Menteri Energi dan Sumber Daya Mineral (ESDM) Bahlil Lahadalia mengatakan untuk mengejar target nol emisi karbon, pemerintah akan membuat peraturan energi baru terbarukan (EBT) digunakan sebagai tenaga pembangkit smelter.
"Perlahan-lahan ini bertahap kita akan mengganti smelter industri yang memakai batu bara itu ke energi baru terbarukan," kata dia dalam acara Green Initiative Converence di Hotel Borobudur Jakarta Pusat, Rabu (25/9/2024).
Bahlil mencontohkan smelter nikel di Maluku Utara PT Indonesia Weda Bay Industrial Park (IWIP). Smelter tersebut telah menggunakan tenaga listrik batu bara mencapai 8 sampai 10 gigawatt.
SCROLL TO CONTINUE WITH CONTENT
"Artinya 8.000 sampai 10.000 megawatt," ujar mantan Menteri Investasi/Kepala BKPM ini.
Dia pun mengatakan telah berdiskusi dengan pengelola smelter tersebut untuk memulai mengganti tenaga listriknya menjadi solar panel pada 2025.
"Puncaknya pada 2030 minimal 60%-70% mereka sudah melakukan konversi memakai energi baru terbarukan, ini contoh," jelasnya.
Selain itu, pemerintah juga akan mengatur smelter yang turunanya hanya sampai Nickel Pig Iron (NPI), syaratnya sudah harus menggunakan EBT. Bahlil menyebut minimal menggunakan tenaga gas.

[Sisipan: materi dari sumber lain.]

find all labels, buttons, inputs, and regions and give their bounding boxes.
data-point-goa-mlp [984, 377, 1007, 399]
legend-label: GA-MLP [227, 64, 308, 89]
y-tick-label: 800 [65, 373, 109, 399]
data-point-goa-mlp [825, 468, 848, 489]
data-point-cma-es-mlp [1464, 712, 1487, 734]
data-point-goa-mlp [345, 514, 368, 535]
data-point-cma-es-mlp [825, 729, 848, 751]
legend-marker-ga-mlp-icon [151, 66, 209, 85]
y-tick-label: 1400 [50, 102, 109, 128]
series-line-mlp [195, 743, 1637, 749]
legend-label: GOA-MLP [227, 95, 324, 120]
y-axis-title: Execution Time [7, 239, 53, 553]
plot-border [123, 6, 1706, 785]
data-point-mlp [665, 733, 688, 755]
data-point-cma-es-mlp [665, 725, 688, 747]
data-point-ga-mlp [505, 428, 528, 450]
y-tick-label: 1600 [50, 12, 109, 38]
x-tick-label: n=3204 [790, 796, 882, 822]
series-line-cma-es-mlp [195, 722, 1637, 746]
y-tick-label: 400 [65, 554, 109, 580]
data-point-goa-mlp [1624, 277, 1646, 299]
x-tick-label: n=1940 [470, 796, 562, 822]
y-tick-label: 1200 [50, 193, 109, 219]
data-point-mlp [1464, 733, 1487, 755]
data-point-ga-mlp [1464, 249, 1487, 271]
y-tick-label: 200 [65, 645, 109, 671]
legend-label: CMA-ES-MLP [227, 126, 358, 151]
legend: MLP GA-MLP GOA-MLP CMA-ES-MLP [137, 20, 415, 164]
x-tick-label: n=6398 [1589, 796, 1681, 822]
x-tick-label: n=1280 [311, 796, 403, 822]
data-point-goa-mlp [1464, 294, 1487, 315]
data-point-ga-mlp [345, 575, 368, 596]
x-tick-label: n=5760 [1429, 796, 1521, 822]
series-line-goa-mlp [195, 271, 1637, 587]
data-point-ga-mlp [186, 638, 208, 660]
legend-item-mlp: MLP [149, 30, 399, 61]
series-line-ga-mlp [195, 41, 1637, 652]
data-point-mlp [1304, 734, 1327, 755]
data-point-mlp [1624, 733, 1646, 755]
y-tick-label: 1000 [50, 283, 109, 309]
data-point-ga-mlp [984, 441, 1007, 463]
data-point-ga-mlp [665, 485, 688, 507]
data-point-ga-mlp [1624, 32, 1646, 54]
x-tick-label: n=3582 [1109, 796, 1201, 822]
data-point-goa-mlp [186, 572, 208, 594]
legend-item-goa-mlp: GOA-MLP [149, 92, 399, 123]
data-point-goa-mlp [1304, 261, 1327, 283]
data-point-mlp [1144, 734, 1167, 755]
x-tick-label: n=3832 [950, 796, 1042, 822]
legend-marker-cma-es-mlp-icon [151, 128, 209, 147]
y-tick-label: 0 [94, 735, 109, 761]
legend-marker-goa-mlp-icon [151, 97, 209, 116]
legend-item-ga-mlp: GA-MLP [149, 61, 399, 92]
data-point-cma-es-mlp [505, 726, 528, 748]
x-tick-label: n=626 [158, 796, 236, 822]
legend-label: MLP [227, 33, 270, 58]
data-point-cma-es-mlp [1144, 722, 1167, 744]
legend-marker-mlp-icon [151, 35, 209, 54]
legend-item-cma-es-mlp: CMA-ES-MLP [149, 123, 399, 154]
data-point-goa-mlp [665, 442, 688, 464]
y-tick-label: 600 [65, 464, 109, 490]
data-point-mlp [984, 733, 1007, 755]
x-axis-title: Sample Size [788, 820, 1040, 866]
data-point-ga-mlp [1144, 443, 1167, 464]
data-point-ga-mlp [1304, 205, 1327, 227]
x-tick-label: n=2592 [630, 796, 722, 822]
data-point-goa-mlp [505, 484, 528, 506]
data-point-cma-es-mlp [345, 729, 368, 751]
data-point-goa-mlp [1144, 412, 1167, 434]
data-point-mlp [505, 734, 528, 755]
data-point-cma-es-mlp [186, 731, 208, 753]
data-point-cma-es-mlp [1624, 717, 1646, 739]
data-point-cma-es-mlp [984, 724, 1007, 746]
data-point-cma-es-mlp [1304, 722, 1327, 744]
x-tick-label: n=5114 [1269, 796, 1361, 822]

"Memang konsekuensinya mahal. Tetapi mahalnya capex (capital expenditure) untuk melakukan investasi terhadap powerplan yang berorientasi pada energi baru terbarukan, itu tertutupi dengan harga produk yang memang lebih mahal ketimbang produk yang dihasilkan energi batu bara atau fosil. Jadi kalau dihitung secara ekonomi no issue," terangnya.